Dessy juga mengatakan bahwa untuk mengurangi kerentanan yang ada, pertama-tama kita harus berupaya mendidik perempuan tentang pentingnya meningkatkan sumber daya manusia.
“Dulu saya pernah menangani kasus-kasus kekerasan terhadap perempuan, saya ingin membantu beberapa perempuan yang menerima hal tersebut Salah satu kegiatannya adalah peningkatan kapasitas, tapi saya tunjukkan tidak hanya pada kelompok perempuan saja, tapi juga pada kelompok laki-laki, termasuk para suami dari istri yang mendampingi saya,” Kata Dessy.
Dessy juga dalam diskusi mengatakan belum ada gerakan atau kebijakan yang mengutamakan keseteraan gender mau dibidang pendidikan, pekerjaan dan sosial.
“belum ada kebijakan yang dibuat oleh pemerintah untuk meningkatkan kapasitas perempuan untuk mencapai kesetaraan dalam bidang pendidikan, pekerjaan dan sosial masih banyak kebijakan yang menguntungkan laki-laki,”Kata Dessy.
Dalam kegiatan diskusi bayu memaparkan mendorong warga aceh khusus nya bagi kaum muda sebagai pembuka jalan bagi mereka yang terkena kerentanan penyandang disabilitas.
“Warga aceh anak muda aceh khususnya ada di Banda aceh akan punya space di mana nanti kita bisa mengembangkan ide-ide gagasan kita. Entah kalian punya ide kreatif soal bisnis, entah punya ide kreatif soal kegiatan sosial itu bisa dikembangkan nanti melalui ruang tersebut. Nah ruang itu yang harusnya menjadi landasan adik-adik untuk mendorong penyandang disabilitas,” Ujar Bayu.
Bayu juga menambahkan saat ini kelompok kerentanan masih kurang perhatian untuk mengakses fasilitas mau dibidang pendidikan maupun sosial.

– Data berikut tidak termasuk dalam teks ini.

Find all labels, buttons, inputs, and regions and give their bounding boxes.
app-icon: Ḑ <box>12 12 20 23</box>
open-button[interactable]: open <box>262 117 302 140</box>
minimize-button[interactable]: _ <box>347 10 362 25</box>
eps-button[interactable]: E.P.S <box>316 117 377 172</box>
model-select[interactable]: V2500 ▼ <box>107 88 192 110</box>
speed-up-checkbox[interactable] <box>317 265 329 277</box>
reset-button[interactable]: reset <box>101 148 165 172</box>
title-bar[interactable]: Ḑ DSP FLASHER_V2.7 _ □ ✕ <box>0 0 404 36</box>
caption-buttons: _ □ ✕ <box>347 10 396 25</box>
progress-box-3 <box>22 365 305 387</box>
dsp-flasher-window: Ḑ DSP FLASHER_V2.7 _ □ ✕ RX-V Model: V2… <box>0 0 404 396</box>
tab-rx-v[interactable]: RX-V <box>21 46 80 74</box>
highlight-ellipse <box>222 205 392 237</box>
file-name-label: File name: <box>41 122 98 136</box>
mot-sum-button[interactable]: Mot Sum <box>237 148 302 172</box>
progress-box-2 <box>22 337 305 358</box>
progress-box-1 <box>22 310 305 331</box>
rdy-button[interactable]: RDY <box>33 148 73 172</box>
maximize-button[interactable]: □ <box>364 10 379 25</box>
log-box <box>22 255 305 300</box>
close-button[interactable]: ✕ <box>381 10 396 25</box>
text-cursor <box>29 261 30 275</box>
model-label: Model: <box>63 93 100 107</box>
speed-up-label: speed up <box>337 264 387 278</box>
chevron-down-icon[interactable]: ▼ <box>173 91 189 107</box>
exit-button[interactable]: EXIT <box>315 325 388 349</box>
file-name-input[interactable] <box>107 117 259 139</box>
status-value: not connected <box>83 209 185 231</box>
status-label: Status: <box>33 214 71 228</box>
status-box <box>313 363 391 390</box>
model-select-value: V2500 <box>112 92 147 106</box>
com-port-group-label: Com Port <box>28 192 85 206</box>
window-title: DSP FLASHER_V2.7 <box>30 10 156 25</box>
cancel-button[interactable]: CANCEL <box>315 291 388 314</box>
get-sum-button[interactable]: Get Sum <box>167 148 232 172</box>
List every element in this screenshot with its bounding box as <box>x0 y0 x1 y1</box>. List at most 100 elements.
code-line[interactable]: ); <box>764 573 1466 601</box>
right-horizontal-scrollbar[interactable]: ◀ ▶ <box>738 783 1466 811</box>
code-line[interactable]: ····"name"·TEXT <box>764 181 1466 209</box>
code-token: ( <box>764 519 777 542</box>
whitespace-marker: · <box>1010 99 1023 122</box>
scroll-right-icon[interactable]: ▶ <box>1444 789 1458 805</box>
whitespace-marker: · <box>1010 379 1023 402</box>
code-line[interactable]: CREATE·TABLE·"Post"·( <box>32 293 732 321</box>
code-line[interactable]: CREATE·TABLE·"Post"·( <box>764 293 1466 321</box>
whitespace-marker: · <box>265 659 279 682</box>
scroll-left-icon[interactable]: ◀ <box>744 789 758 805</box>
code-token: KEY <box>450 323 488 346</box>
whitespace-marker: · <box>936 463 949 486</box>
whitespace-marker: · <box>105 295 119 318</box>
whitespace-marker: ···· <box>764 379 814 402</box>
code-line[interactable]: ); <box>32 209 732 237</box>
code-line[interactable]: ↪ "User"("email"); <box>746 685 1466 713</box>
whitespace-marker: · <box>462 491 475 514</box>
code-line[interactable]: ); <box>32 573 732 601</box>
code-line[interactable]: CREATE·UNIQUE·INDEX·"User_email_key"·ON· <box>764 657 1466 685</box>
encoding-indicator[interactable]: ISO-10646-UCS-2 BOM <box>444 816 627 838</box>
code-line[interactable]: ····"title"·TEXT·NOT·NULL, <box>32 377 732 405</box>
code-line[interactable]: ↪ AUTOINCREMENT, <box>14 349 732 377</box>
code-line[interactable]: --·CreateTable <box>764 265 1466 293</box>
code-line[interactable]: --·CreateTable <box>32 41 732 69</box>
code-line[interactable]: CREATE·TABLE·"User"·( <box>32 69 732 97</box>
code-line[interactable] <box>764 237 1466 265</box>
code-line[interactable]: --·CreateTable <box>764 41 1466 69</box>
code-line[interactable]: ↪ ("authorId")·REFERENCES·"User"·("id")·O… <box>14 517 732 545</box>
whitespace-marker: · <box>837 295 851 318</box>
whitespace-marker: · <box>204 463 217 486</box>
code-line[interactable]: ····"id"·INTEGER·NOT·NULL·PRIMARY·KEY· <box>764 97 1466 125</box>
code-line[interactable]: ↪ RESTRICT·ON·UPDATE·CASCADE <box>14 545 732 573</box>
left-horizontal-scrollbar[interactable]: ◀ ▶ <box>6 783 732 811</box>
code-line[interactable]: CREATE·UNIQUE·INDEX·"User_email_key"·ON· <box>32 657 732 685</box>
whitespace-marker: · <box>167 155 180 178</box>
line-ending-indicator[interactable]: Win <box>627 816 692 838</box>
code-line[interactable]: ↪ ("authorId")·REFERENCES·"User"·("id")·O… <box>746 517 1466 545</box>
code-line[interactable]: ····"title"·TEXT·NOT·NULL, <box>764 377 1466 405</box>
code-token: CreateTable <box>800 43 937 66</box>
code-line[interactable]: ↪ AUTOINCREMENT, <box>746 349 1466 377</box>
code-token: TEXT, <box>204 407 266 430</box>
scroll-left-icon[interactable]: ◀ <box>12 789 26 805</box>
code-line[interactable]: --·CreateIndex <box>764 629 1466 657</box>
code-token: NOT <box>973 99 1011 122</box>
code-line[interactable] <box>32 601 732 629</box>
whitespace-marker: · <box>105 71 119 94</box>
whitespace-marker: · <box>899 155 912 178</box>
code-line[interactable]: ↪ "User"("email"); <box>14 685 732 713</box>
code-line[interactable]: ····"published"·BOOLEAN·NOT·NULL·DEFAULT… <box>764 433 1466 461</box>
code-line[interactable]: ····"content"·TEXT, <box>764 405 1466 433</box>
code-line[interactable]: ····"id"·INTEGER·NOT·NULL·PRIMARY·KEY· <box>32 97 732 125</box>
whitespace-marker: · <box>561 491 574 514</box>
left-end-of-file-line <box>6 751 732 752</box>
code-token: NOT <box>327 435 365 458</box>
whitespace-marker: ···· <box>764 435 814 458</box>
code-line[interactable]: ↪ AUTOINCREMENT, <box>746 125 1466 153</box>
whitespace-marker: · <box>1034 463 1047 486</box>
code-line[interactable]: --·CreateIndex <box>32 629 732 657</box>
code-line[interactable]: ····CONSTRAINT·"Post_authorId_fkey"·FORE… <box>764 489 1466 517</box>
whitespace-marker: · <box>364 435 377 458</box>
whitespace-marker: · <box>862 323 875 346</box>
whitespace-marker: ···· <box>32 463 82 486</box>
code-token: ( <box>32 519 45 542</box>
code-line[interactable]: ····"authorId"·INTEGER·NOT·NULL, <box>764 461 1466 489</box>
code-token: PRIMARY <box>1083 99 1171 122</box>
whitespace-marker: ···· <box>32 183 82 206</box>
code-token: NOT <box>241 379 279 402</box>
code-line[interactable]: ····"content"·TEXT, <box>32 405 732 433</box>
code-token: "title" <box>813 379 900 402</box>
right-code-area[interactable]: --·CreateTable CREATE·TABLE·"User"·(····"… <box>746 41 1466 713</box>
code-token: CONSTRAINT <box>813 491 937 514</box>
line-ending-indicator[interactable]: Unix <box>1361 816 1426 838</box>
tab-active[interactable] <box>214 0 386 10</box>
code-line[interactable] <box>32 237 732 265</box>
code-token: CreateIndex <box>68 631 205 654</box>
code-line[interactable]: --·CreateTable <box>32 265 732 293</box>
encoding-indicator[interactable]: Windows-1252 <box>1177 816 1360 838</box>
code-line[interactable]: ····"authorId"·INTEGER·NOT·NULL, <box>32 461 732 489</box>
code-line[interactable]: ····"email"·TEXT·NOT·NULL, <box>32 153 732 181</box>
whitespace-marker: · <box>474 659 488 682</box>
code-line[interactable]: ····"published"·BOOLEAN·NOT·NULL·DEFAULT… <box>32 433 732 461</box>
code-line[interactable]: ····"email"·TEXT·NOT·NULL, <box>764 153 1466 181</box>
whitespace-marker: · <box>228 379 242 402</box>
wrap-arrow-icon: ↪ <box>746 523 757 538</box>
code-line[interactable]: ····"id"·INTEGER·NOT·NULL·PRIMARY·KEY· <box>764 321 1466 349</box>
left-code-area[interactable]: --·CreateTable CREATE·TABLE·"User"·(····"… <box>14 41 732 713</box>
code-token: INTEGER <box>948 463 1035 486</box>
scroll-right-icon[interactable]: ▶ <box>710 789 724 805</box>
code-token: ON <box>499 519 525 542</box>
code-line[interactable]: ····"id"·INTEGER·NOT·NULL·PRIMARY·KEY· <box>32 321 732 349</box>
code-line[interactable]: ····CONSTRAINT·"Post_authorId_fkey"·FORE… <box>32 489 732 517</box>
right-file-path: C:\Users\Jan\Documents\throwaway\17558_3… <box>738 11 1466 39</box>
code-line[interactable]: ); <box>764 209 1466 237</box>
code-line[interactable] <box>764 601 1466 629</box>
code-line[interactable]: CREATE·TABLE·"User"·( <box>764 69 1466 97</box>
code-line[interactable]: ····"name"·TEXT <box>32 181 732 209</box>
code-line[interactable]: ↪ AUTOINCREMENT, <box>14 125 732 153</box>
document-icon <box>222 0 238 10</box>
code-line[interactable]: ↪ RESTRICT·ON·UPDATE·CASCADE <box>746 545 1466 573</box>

“saat ini adik-adik kelompok kerentanan masih kurang mendapatkan perhatian khusus dibidang pendidikan misalnya ada ini penyandang disabilitas ingin memasuki kampus tapi kampus tidak ada lift nya ini dengan minim nya fasilitas kepada penyandang membuat sulit mengakses pendidikan,” Ujar Bayu.